Are the following pair of linear equations consistent? Justify your answer.
(i) \(-3x - 4y = 12\), \(4y + 3x = 12\)
(ii) \(\dfrac{3}{5}x - y = 12\), \(\dfrac{1}{5}x - 3y = 16\)
(iii) \(2ax + by = a\), \(4ax + 2by - 2a = 0\); \(a,b \ne 0\)
(iv) \(x + 3y = 11\), \(2(2x + 6y) = 22\)
(i) Inconsistent, (ii) Consistent, (iii) Consistent, (iv) Inconsistent
Rule to check: If
\(\dfrac{a_1}{a_2} = \dfrac{b_1}{b_2} \ne \dfrac{c_1}{c_2}\)
the lines are parallel ⇒ inconsistent (no solution).
Otherwise, they are consistent (they meet or coincide).
(i) Put both in standard form.
\(-3x - 4y - 12 = 0\)
\(3x + 4y - 12 = 0\)
Compute the three ratios.
\(\dfrac{a_1}{a_2} = \dfrac{-3}{3} = -1\)
\(\dfrac{b_1}{b_2} = \dfrac{-4}{4} = -1\)
\(\dfrac{c_1}{c_2} = \dfrac{-12}{-12} = 1\)
Here the first two ratios are equal, but the third is different.
So the lines are parallel ⇒ inconsistent.
(ii) Clear fractions.
Multiply both equations by 5.
\(3x - 5y = 60\)
\(x - 15y = 80\)
Compare ratios.
\(\dfrac{a_1}{a_2} = \dfrac{3}{1}\)
\(\dfrac{b_1}{b_2} = \dfrac{-5}{-15} = \dfrac{1}{3}\)
These are not equal, so the lines intersect ⇒ consistent.
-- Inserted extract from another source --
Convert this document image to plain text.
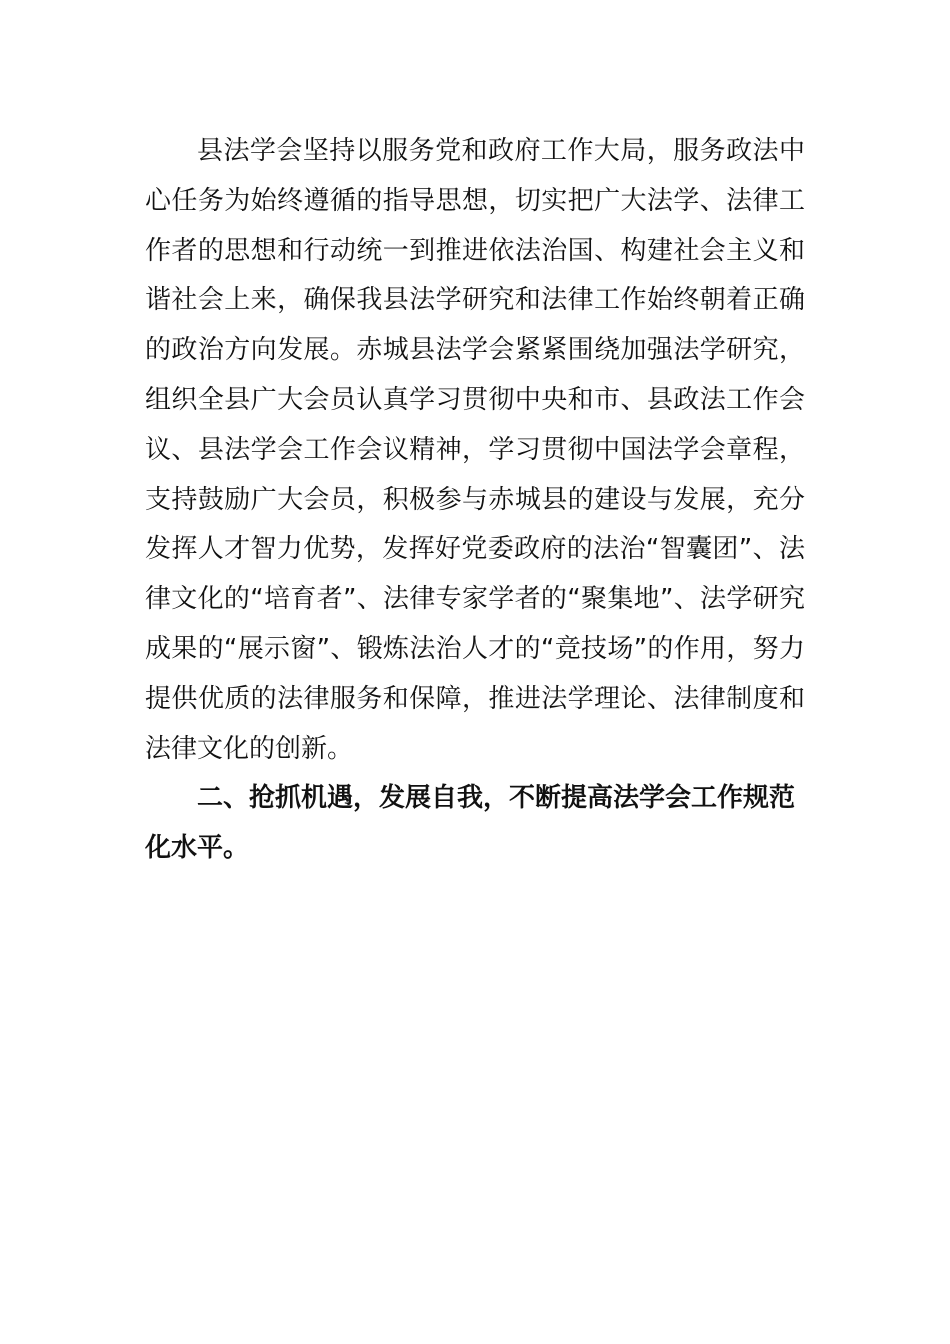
县法学会坚持以服务党和政府工作大局，服务政法中心任务为始终遵循的指导思想，切实把广大法学、法律工作者的思想和行动统一到推进依法治国、构建社会主义和谐社会上来，确保我县法学研究和法律工作始终朝着正确的政治方向发展。赤城县法学会紧紧围绕加强法学研究，组织全县广大会员认真学习贯彻中央和市、县政法工作会议、县法学会工作会议精神，学习贯彻中国法学会章程，支持鼓励广大会员，积极参与赤城县的建设与发展，充分发挥人才智力优势，发挥好党委政府的法治“智囊团”、法律文化的“培育者”、法律专家学者的“聚集地”、法学研究成果的“展示窗”、锻炼法治人才的“竞技场”的作用，努力提供优质的法律服务和保障，推进法学理论、法律制度和法律文化的创新。

二、抢抓机遇，发展自我，不断提高法学会工作规范化水平。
(iii) Arrange both equations.
\(2ax + by - a = 0\)
\(4ax + 2by - 2a = 0\)
Notice that the second is exactly twice the first.
Multiply the first by 2 to get the second.
Hence all three ratios are equal, so the lines are coincident.
Therefore, they are consistent with infinitely many solutions.
(iv) Expand the second equation.
\(2(2x + 6y) = 22\)
\(4x + 12y = 22\)
Compare with \(x + 3y = 11\).
Multiply \(x + 3y = 11\) by 4 to match the left side.
\(4x + 12y = 44\)
Left sides match but right sides differ (44 vs 22).
So the ratios of coefficients are equal but constants differ ⇒ parallel.
Hence inconsistent.